Not long ago, I was privileged to attend a class for six-year-olds where, during snack time, I witnessed an impromptu exercise of their blossoming math skills. The children each hoarded piles of heart-shaped candies and spontaneously began sorting them into piles of whites, blues, pinks, and yellows. The sweets had evolved into math tools.
"Who can find another way to sort the candies?" I asked, and the new readers began to cautiously categorize their hearts according to the messages imbedded in the sugar.
The math tools were steadily disappearing into six-year-old mouths, so I quickly set up a repeating pattern of blue-white-blue-white hearts and asked the children to make their own patterns. Most repeated my example, but one little girl pioneered her way with a yellow-pink-yellow-pink row.

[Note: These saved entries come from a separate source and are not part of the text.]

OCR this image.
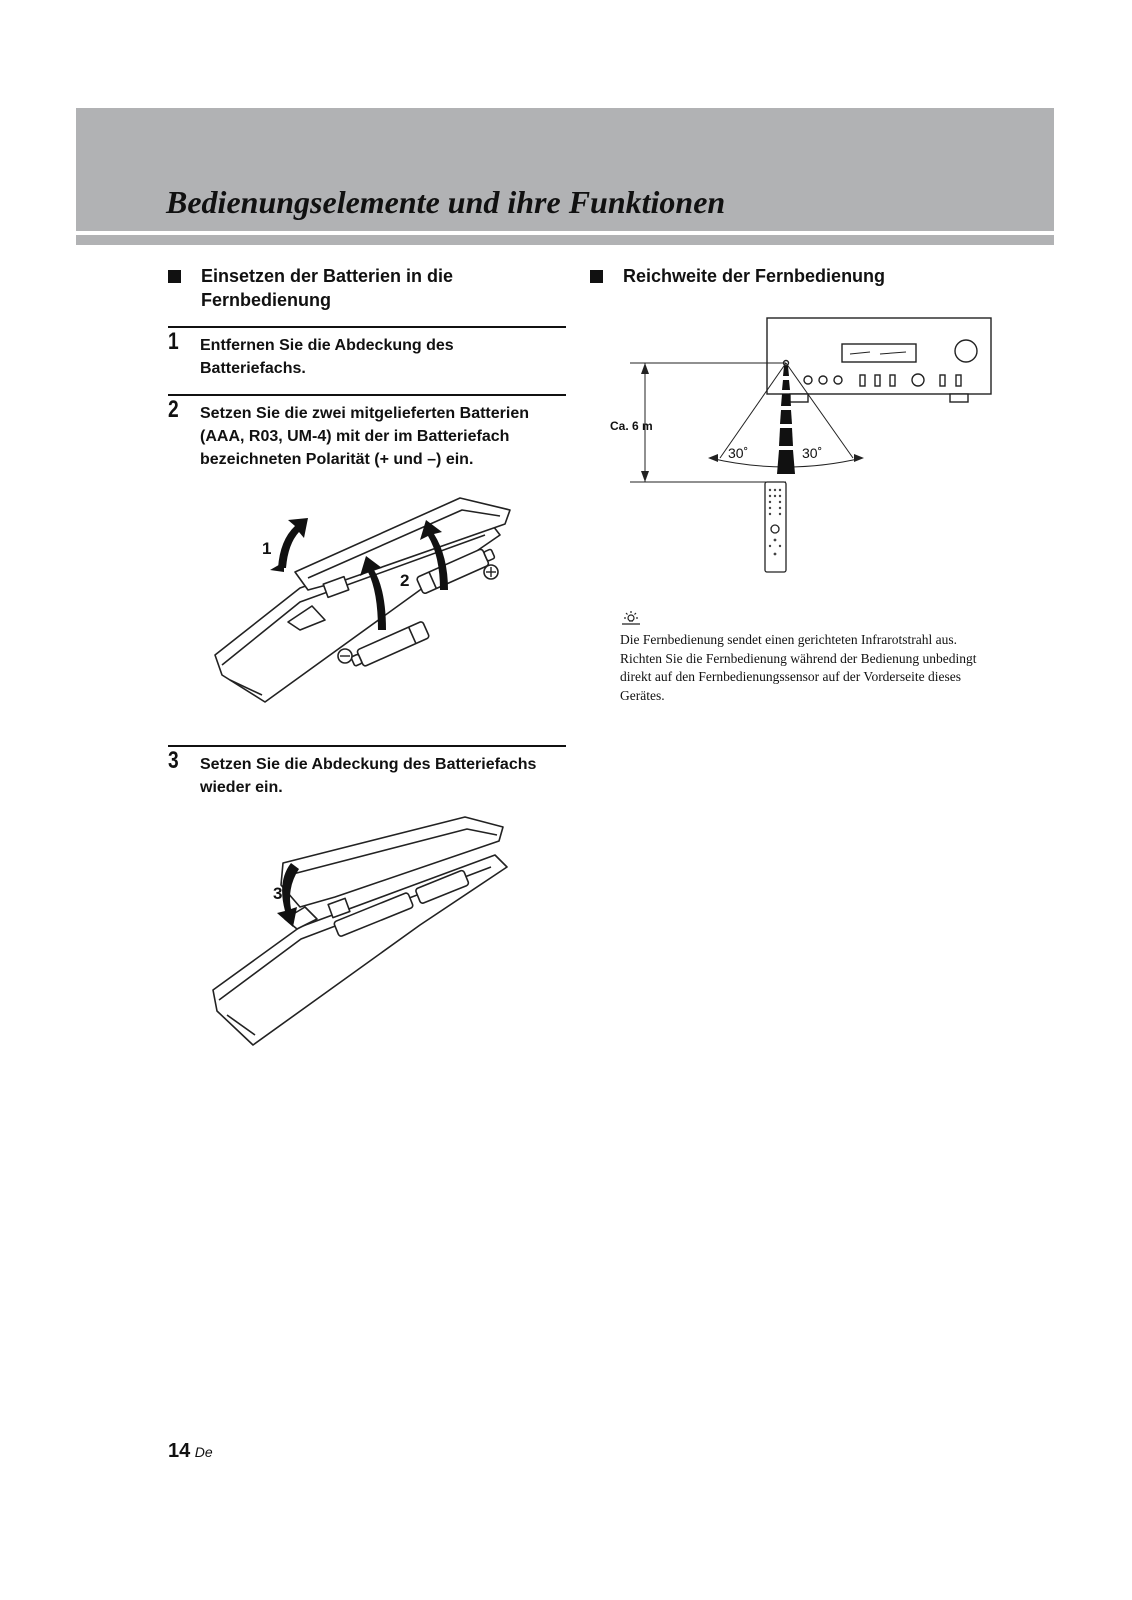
Bedienungselemente und ihre Funktionen
Einsetzen der Batterien in die Fernbedienung
1 Entfernen Sie die Abdeckung des Batteriefachs.
2 Setzen Sie die zwei mitgelieferten Batterien (AAA, R03, UM-4) mit der im Batteriefach bezeichneten Polarität (+ und –) ein.
1
2
3 Setzen Sie die Abdeckung des Batteriefachs wieder ein.
3
Reichweite der Fernbedienung
Ca. 6 m
30˚	30˚
Die Fernbedienung sendet einen gerichteten Infrarotstrahl aus. Richten Sie die Fernbedienung während der Bedienung unbedingt direkt auf den Fernbedienungssensor auf der Vorderseite dieses Gerätes.
14 De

"How many other patterns can we make with four colors?" The children worked steadily with their greatly diminished piles of hearts to come up with the answer.
The period ended before we had a chance to start on addition games -- taking seven hearts and seeing how many different ways we could group them, or seeing how many groups of two we could find in four hearts, six hearts, and eight hearts.
My own children learned to count with edible math tools and an old egg carton. I cut the carton in half, took off the top, and labeled each section with a number from 0 to 5. Then I gave the children exactly 15 candies and taught them to put the right number of candies below its number sign -- one candy in the 1 section, two candies in the 2 section, and so on. When the kids could do this exercise three times with no prompting, they got to eat the candy.
Math, to them, was a delicious game.
From edible tools we quickly moved to other "math objects" -- Legos building blocks, Lincoln Logs, Tinkertoys, and construction sets. These building games help the children seen how the part fits into the whole -- an essential math concept.
Simple puzzles build the same skill, but our children's principal, Larry Grove, showed us how to expand puzzles into equation builders.Using the easiest, frame-type cardboard puzzles, he writes an addition or substraction equation on the back of each piece (5 plus 3, for example) and marks its answer within the space in the frame where the piece belongs. The puzzle becomes a kind of flash card, without the pressure.
Card games from Fish to Rummy are also great math teachers, reinforcing everything from set theory ("Please give me all your threes") through sequencing ("I have a run of 5 -- 2, 3, 4, 5, 6") and addition and subtraction ("You have a total of 55 points on the table but you still have 20 points in your hand, so you only got 35 points and I win"). Slip a pack of cards into the glove compartment, and your car becomes a math skills center.
Math sophisticates in the fifth grade can play a numerical version of "Twenty Questions" with four-digit numbers, asking yes-or-no queries like "Are you under 5,000? Are you an even number? Can you be divided by three?"
Verbal practice like this should include a few word problems, even from the earliest age. You can defuse the fear that sometimes attaches itself to these problems as your child becomes accustomed to hearing everyday word equations like, "Ricky and Allison called while you were out, dear. How many calls did you get?"
With math games like these slipping into everyday life, children learn to view it as fun and useful, instead of frightening and tricky. In fact, the only real trick to math we've found is learning to recognize a math tool before it gets eaten!